Monday, March 20, 2017
window into the mind of the wretched
Wowzers, we have four embryos on ice, that's pretty amazing... But all of this has been way too easy- at least for these past few months, so I'm sure we are just due for some tragedy. No one with a history like me walks out of this experience with anything but tears, right? I am waiting for the call where we learn the lab's exploded with our embryos. Or, something will go wrong with implantation. Yeah, it won't come as a surprise when I develop an immune reaction to pregnancy. Or there's the possibility of ectopic, I mean I've never had one of those, and women like me don't walk around with two functional tubes their entire lives. Surely a life-threatening pregnancy is next on the list. On the more mundane end of the spectrum, I could always develop issues with my lining because that would be a new frustrating curveball....Hmmm.... gestational carrier isn't an option for us, so, wow, this is really it.

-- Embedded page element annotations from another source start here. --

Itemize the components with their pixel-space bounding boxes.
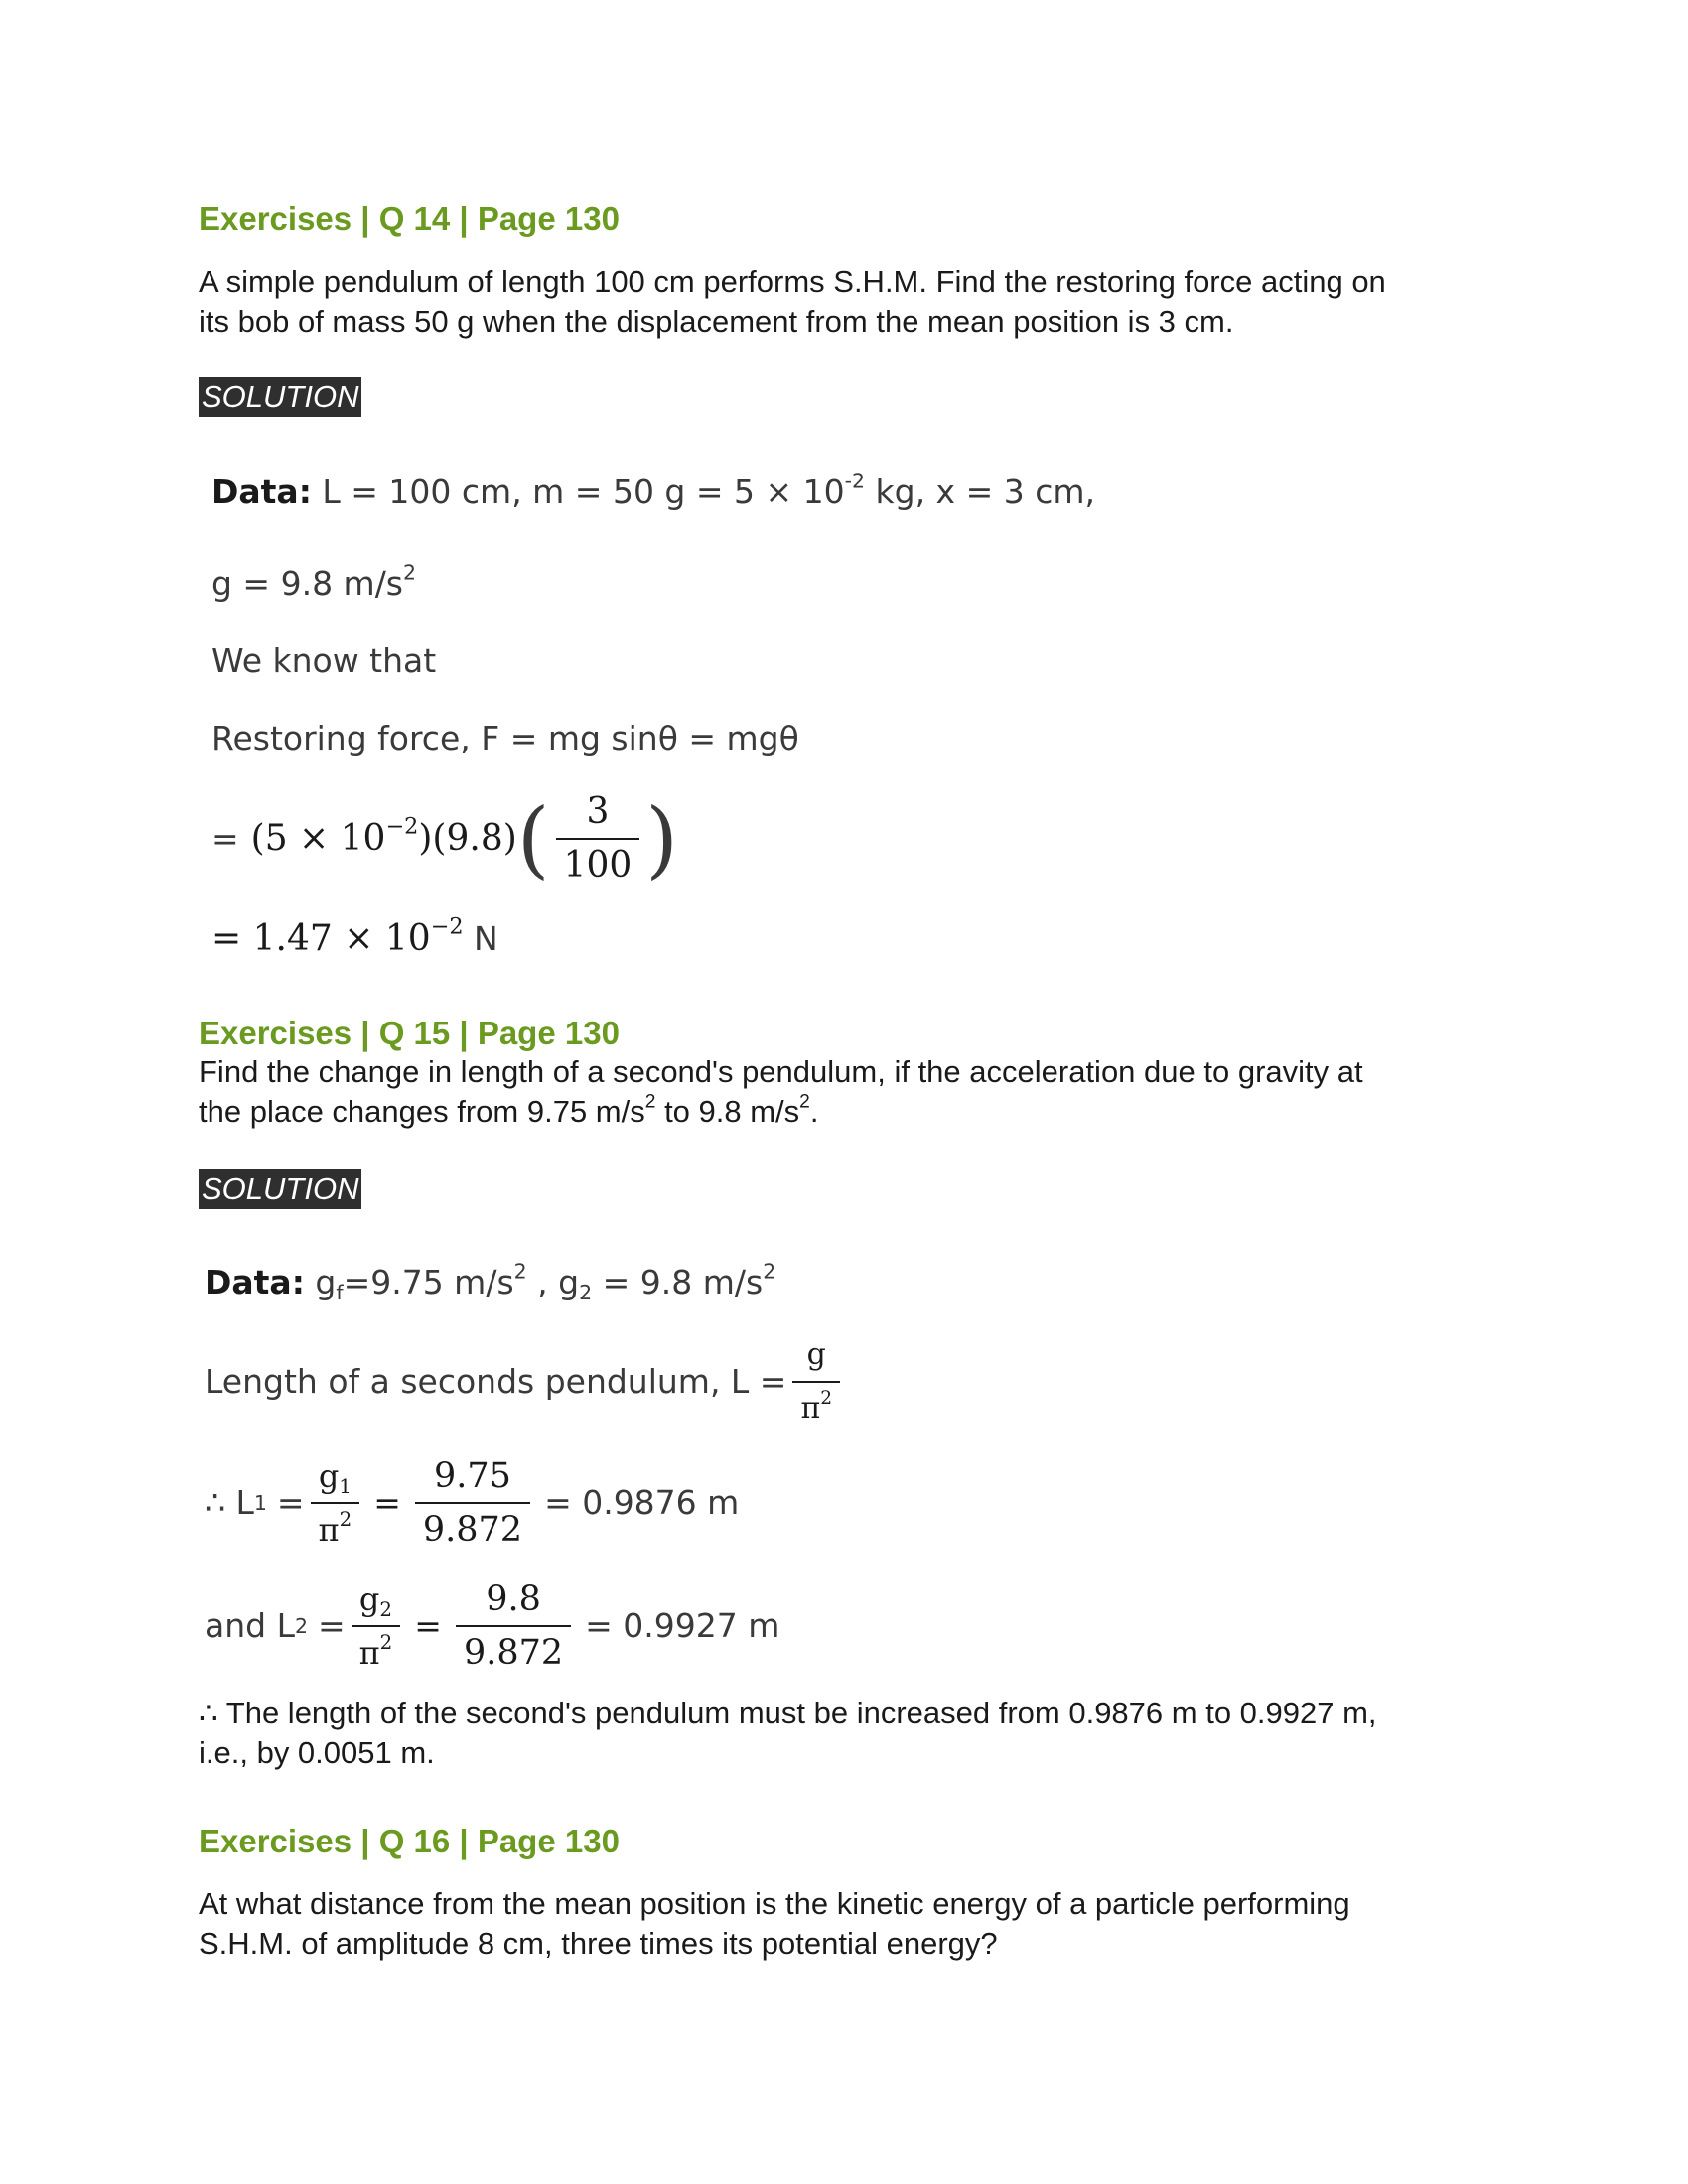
q15-l2-fraction2: [456, 1579, 571, 1673]
q15-question: [199, 1052, 1509, 1132]
q15-l2-line: and L 2 = $\frac{g_2}{\pi^2}$ = $\frac{9.8}{9.872}$ = 0.9927 m: [205, 1579, 780, 1673]
q15-l1-eq: =: [276, 1483, 305, 1522]
q14-question-line1: A simple pendulum of length 100 cm performs S.H.M. Find the restoring force acting on: [199, 264, 1386, 299]
q14-fraction-den: 100: [556, 838, 640, 886]
q14-calc-line: [211, 784, 678, 893]
q15-g1-sub: f: [336, 1281, 344, 1305]
q15-l1-fraction2: [415, 1456, 530, 1550]
q15-l1-den-exp: 2: [339, 1508, 352, 1532]
q14-right-paren: ): [645, 790, 679, 887]
q14-result-exp: −2: [430, 913, 464, 940]
q15-g2-exp: 2: [763, 1259, 776, 1284]
q14-solution-badge: [199, 379, 361, 415]
q15-l1-den-pi: π: [318, 1511, 340, 1549]
q14-data-label: Data:: [211, 473, 312, 511]
q15-conclusion-line1: ∴ The length of the second's pendulum must be increased from 0.9876 m to 0.9927 m,: [199, 1696, 1377, 1730]
q14-data-exp: -2: [844, 469, 866, 493]
q15-l1-num2: 9.75: [433, 1456, 511, 1496]
q14-question-line2: its bob of mass 50 g when the displacement from the mean position is 3 cm.: [199, 304, 1234, 339]
q14-calc-a: (5 × 10: [250, 818, 386, 859]
q15-g1-val: =9.75 m/s: [343, 1263, 514, 1301]
q16-question-line2: S.H.M. of amplitude 8 cm, three times its potential energy?: [199, 1926, 998, 1961]
q15-question-line2-c: .: [809, 1094, 819, 1129]
q15-length-fraction: [792, 1335, 840, 1429]
q15-length-num: g: [806, 1337, 826, 1372]
q14-calc-a-close: )(9.8): [418, 818, 517, 859]
q16-question: [199, 1884, 1509, 1964]
q15-l1-num-sub: 1: [339, 1474, 352, 1498]
q15-g2-sym: g: [558, 1263, 580, 1301]
q15-l2-num-sub: 2: [379, 1597, 393, 1621]
q15-l2-eq: =: [317, 1606, 346, 1645]
q15-g1-sym: g: [315, 1263, 337, 1301]
q14-header: Exercises | Q 14 | Page 130: [199, 201, 620, 237]
q14-g-text: g = 9.8 m/s: [211, 564, 404, 603]
q14-result-unit: N: [474, 919, 498, 958]
q15-l1-result: = 0.9876 m: [544, 1483, 740, 1522]
q15-l1-den: [311, 1502, 360, 1550]
q15-conclusion: [199, 1694, 1509, 1773]
q15-l1-fraction: [311, 1456, 360, 1550]
q14-g-exp: 2: [403, 560, 417, 585]
q15-l2-den-pi: π: [358, 1634, 380, 1672]
q14-g-line: [211, 562, 416, 606]
q14-solution-label: SOLUTION: [199, 377, 361, 417]
q14-data-text-a: L = 100 cm, m = 50 g = 5 × 10: [322, 473, 845, 511]
q14-left-paren: (: [516, 790, 550, 887]
q14-fraction: [556, 792, 640, 886]
q15-l2-fraction: [352, 1579, 401, 1673]
q15-question-line2-a: the place changes from 9.75 m/s: [199, 1094, 645, 1129]
q15-l2-result: = 0.9927 m: [585, 1606, 780, 1645]
q15-l2-num: [352, 1579, 400, 1625]
q15-solution-badge: [199, 1171, 361, 1207]
q14-restoring-line: Restoring force, F = mg sinθ = mgθ: [211, 719, 799, 757]
q15-data-line: [205, 1261, 775, 1304]
q14-calc-eq: =: [211, 819, 239, 858]
q15-sep: ,: [537, 1263, 548, 1301]
q15-length-text: Length of a seconds pendulum, L =: [205, 1362, 787, 1401]
q15-solution-label: SOLUTION: [199, 1169, 361, 1209]
q15-l2-num2: 9.8: [486, 1579, 541, 1619]
q15-l1-eq2: =: [373, 1483, 401, 1522]
q15-length-line: [205, 1332, 846, 1432]
q15-g2-sub: 2: [579, 1281, 593, 1305]
q15-data-label: Data:: [205, 1263, 305, 1301]
q15-l1-num-sym: g: [318, 1457, 340, 1495]
q14-result-eq: = 1.47 × 10: [211, 918, 431, 959]
q14-fraction-num: 3: [586, 791, 610, 832]
q15-question-line2-b: to 9.8 m/s: [664, 1094, 800, 1129]
q14-result-value: [211, 913, 464, 959]
q15-l2-num-sym: g: [358, 1580, 380, 1618]
q14-we-know: We know that: [211, 641, 437, 680]
q15-conclusion-line2: i.e., by 0.0051 m.: [199, 1735, 435, 1770]
q15-l1-num: [311, 1456, 359, 1502]
q15-l1-den2: 9.872: [415, 1502, 530, 1550]
q14-calc-factors: [250, 813, 517, 861]
q15-l2-prefix: and L: [205, 1606, 295, 1645]
q14-data-text-b: kg, x = 3 cm,: [875, 473, 1095, 511]
q14-calc-a-exp: −2: [385, 813, 419, 840]
q14-data-line: [211, 471, 1095, 514]
q15-length-den-pi: π: [800, 1391, 821, 1426]
q15-l2-eq2: =: [414, 1606, 442, 1645]
q14-question: [199, 262, 1509, 341]
q16-question-line1: At what distance from the mean position is the kinetic energy of a particle performing: [199, 1886, 1350, 1921]
q15-l2-den2: 9.872: [456, 1625, 571, 1673]
q15-l2-den: [352, 1625, 401, 1673]
q15-length-den-exp: 2: [820, 1388, 833, 1410]
q15-question-line2-exp2: 2: [799, 1091, 810, 1113]
q15-l1-prefix: ∴ L: [205, 1483, 254, 1522]
q15-question-line2: [199, 1092, 1509, 1132]
q14-result-line: [211, 913, 498, 961]
q15-header: Exercises | Q 15 | Page 130: [199, 1015, 620, 1051]
q15-question-line1: Find the change in length of a second's pendulum, if the acceleration due to gravity at: [199, 1054, 1363, 1089]
q15-question-line2-exp1: 2: [644, 1091, 656, 1113]
q16-header: Exercises | Q 16 | Page 130: [199, 1823, 620, 1859]
q15-g1-exp: 2: [513, 1259, 527, 1284]
q15-l1-line: ∴ L 1 = $\frac{g_1}{\pi^2}$ = $\frac{9.75}{9.872}$ = 0.9876 m: [205, 1456, 740, 1550]
q15-g2-val: = 9.8 m/s: [602, 1263, 764, 1301]
q15-l2-den-exp: 2: [379, 1631, 393, 1655]
q15-length-den: [792, 1381, 840, 1429]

I mean, sure, it's the bees knees that we get four IVF attempts, but wow, four rounds of lupron and PIO with never a living baby, well, that's a pretty horrible proposition, but it's also pretty possible given that I am a walking lightening strike. A catalyst of doom. Speaking of doom, yeah, there's my cervix. Four D&Cs and a couple of hysteroscopies should ensure that even if I'm successful my pregnancy will fail because, you know, my cervix. But yes, at the end of the day, it's a nice exercise, going through these motions like a woman who thinks they will hold a baby. I guess I need to find an MFM now, someone who will be kind when I lose my next pregnancy. Keep smiling right? Surely it's better than curling up in fetal position and crying every day, I mean, who the fuck has time for that.